Making the perfect equity match
Spanx may have lost some of its luster before the deal, but its fundamentals must have been strong or Blackstone would have done nothing greater than give it a second glance. Most private equity groups look primarily at profitability, typically having an EBITDA of at least $1 million. But in addition they want a well-organized leadership team. After all, a private equity group is really just a group of investors with a lot of cash and other financial resources. They don’t have staff to come in and help run the business. So they need people in the industry who will proceed to run it even if the owner leaves or steps aside. They may open some doors, but it’s up to the original team to walk through them and make the plan work.
You must also make sure everyone has the same expectations about why they are attracting investors, what results they want to achieve and how they are going to achieve them. An absence of clarity can lead to unhappy endings.
One regional consulting firm I worked with had grown significantly and the owner wanted to go national but felt he had gone so far as he could. He brought in a really famous private equity firm that bought most of the company. He and his partner planned for one of them to retire and the other to stay with the company and manage it. However, it was not clear what indicators were supposed to ensure success at the next stage of exit, and what’s worse, they weren’t consistent with the strategy of the capital company. The company went bankrupt in just a few years. Both partners lost their equity and some of the money they were owed from the transaction.
The lesson here is: you need to be clear on all issues. Follow these steps to get the clarity you need:
Understand what capital investments can and cannot do
Many business owners have the misconception that this is the neatest thing in every situation – that it’ll bring them the most profits and ensure the best growth. This may not work in your specific case.
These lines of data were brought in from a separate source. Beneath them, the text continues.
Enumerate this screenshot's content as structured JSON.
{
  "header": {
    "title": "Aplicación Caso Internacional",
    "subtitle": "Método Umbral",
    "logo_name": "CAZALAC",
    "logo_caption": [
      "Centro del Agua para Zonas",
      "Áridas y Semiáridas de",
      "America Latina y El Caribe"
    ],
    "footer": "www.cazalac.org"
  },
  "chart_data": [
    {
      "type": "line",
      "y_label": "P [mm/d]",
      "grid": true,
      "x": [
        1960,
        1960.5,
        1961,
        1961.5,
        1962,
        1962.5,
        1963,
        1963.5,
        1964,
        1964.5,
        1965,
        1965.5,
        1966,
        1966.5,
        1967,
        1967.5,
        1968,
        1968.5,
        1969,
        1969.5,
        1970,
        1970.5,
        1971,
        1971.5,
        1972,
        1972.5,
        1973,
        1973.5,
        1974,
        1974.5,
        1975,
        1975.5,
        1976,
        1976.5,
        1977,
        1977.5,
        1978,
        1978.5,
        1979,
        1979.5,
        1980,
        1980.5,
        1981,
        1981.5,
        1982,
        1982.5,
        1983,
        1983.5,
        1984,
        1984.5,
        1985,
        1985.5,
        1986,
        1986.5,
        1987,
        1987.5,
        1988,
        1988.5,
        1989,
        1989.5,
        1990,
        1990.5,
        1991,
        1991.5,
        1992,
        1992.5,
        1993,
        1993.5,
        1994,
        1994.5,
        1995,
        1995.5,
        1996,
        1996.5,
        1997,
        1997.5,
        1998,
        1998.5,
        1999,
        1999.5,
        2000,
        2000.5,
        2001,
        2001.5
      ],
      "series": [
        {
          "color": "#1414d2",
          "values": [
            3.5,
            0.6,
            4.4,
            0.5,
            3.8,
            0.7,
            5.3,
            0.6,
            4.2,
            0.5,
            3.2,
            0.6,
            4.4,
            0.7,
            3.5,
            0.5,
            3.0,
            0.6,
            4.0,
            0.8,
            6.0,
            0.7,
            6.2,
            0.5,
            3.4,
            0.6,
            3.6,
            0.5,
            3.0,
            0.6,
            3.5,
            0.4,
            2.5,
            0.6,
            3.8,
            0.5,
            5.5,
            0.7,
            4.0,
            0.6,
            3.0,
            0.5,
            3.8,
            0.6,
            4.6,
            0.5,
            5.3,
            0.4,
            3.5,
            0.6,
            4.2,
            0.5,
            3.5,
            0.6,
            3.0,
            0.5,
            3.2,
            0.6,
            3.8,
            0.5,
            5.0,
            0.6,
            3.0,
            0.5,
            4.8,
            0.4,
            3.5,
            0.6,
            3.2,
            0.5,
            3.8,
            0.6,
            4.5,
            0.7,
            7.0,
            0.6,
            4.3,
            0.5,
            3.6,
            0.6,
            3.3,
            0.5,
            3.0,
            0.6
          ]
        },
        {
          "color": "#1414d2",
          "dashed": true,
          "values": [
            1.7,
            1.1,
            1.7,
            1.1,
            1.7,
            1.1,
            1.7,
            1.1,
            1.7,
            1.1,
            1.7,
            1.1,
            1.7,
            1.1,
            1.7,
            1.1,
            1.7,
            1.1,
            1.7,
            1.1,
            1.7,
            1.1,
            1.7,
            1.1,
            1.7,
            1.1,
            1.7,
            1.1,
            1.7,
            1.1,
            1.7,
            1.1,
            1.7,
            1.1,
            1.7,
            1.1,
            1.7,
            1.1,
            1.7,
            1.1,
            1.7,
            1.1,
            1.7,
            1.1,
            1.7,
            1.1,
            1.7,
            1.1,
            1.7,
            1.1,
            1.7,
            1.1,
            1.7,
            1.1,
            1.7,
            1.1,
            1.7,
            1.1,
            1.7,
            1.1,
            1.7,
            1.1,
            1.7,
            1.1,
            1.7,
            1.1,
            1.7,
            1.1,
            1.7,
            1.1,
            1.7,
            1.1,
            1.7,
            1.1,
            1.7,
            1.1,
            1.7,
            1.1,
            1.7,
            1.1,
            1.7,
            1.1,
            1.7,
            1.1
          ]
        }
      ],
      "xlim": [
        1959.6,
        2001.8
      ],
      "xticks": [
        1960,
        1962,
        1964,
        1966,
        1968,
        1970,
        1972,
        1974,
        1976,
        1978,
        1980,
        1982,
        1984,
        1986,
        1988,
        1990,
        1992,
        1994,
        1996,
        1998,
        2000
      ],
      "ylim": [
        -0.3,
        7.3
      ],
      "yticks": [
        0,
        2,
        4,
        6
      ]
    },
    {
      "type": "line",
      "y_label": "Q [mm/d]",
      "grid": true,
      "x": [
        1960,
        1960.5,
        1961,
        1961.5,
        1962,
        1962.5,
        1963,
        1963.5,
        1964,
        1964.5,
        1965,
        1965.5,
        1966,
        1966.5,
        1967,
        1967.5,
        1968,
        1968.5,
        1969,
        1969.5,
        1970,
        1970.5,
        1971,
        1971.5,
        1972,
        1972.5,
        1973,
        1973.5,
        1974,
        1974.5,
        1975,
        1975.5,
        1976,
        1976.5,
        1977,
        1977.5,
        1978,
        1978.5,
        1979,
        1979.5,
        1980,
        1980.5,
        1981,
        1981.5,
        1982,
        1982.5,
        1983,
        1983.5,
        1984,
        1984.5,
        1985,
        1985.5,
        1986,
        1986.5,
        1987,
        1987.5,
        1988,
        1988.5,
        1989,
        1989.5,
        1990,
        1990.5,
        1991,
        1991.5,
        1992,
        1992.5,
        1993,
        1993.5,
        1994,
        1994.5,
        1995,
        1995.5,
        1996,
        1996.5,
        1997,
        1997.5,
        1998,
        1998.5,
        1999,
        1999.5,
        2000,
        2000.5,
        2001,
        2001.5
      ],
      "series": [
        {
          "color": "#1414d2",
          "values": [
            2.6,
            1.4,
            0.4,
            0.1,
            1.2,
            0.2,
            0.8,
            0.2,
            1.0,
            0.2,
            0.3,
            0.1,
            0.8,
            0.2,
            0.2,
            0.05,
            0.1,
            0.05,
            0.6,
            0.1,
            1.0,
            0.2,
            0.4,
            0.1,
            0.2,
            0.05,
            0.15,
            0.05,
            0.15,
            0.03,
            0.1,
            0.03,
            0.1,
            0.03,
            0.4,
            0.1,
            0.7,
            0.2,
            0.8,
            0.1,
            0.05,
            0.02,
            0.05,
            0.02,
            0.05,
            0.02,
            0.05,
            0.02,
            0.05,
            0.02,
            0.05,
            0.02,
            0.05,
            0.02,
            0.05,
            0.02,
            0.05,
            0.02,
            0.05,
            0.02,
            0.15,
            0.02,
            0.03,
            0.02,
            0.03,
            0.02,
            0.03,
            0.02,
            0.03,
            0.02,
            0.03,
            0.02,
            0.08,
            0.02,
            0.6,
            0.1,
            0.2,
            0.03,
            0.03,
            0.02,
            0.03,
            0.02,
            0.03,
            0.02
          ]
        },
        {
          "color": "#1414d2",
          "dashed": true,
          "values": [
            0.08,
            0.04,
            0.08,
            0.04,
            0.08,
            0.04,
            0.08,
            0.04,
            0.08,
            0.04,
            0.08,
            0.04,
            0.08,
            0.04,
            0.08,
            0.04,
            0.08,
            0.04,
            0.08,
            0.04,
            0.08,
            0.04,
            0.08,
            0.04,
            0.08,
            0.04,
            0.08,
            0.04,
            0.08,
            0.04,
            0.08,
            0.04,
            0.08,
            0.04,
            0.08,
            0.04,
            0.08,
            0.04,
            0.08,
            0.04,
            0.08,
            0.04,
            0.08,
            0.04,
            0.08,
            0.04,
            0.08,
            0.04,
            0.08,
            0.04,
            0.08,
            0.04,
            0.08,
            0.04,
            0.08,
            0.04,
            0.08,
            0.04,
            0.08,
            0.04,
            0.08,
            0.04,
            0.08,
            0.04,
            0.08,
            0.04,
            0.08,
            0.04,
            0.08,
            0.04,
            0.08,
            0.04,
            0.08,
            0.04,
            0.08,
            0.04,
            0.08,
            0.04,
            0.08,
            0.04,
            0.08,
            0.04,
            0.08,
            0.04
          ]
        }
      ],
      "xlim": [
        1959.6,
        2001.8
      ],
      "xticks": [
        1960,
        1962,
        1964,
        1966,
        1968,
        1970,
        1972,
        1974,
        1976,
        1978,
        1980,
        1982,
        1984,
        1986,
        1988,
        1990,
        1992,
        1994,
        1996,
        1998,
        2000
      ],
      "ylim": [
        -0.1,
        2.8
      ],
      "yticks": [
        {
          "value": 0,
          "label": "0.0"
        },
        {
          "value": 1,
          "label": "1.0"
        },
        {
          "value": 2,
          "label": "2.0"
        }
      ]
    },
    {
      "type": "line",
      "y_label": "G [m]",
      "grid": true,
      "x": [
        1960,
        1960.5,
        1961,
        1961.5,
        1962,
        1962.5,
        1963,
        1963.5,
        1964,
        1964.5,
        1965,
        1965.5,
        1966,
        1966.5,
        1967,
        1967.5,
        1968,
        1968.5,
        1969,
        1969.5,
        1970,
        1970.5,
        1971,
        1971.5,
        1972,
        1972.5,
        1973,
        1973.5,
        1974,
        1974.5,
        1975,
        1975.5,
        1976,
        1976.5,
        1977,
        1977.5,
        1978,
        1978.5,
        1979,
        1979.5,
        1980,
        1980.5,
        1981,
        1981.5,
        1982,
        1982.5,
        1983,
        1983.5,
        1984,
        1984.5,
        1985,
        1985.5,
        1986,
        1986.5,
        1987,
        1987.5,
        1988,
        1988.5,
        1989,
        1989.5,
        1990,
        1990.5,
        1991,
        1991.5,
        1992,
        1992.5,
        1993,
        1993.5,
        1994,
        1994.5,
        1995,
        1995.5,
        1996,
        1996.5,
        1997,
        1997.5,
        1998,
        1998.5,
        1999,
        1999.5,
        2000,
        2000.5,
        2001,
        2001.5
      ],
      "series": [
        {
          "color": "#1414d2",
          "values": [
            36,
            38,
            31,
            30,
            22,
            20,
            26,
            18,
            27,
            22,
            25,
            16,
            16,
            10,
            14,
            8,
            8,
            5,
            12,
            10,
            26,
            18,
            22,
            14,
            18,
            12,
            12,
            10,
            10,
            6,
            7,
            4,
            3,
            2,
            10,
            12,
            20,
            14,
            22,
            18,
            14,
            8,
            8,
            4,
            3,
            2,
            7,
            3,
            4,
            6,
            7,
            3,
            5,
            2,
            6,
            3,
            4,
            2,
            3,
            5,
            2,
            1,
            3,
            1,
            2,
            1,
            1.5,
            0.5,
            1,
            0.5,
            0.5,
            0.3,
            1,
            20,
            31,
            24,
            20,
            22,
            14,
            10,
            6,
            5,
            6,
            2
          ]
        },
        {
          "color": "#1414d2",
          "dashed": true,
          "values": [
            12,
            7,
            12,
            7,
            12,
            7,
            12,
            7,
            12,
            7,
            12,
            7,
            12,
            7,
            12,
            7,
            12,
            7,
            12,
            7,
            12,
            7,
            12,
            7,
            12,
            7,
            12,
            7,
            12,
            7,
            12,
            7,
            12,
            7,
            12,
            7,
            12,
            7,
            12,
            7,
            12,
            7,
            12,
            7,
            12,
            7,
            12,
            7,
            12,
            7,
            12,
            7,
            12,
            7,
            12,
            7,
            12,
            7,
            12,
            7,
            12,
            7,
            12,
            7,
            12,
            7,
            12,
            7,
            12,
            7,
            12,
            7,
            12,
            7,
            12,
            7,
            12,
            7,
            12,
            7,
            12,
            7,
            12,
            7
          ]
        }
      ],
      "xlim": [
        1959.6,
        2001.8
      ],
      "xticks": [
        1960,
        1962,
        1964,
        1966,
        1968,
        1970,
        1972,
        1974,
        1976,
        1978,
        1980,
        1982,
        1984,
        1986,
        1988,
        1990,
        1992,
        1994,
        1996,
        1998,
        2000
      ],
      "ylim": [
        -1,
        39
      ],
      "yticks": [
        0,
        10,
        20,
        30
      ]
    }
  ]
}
Clearly define your strategy for selling to a capital company
Do you want to exit completely and sell 100% to investors, or stay in the market to get a “second bite at the apple” and earn a higher rate of return after the group develops your company?
Interview other entrepreneurs who have worked with this private equity firm
Most private equity groups have a complete list of all the corporations they have invested in and purchased. You’re partnering with these people, so you want to vet them, identical to you would when hiring any other partner in your company.
- Talk to the founders of those corporations and ask how well the investors executed their strategy. Did they have results? What was the process like?
- Ask about the company’s cultural transformation. How did the founder feel going from being at the top to being more of an worker or manager? Was it a good culture overall? Were the employees blissful to stay?
- Find an external advisor.
Private equity is a small specialty in the financial sector and doesn’t do many deals, so news like the Spanx deal attracts a lot of attention. Capital investment is also widely discussed in informal (and often uninformed) word of mouth; other business owners will sometimes make decisions based on this. An expert advisor can provide you with the right information to help you make the right decision. Choosing the private equity option could be a lucrative exit plan for your company, so it’s price considering.
Start with the exit in mind
Before you do this, have a complete exit plan and succession strategy in place that defines what the end looks like and how best to get there. Consider not only the valuation you want, but also look at how you want the transition to work – from details equivalent to how you want to ensure employees are cared for, to broader goals equivalent to the legacy you will leave behind. Sit down and really think about your exit strategy.
Exhaust all development opportunities before you bring in outsiders and they are more likely to seek you out.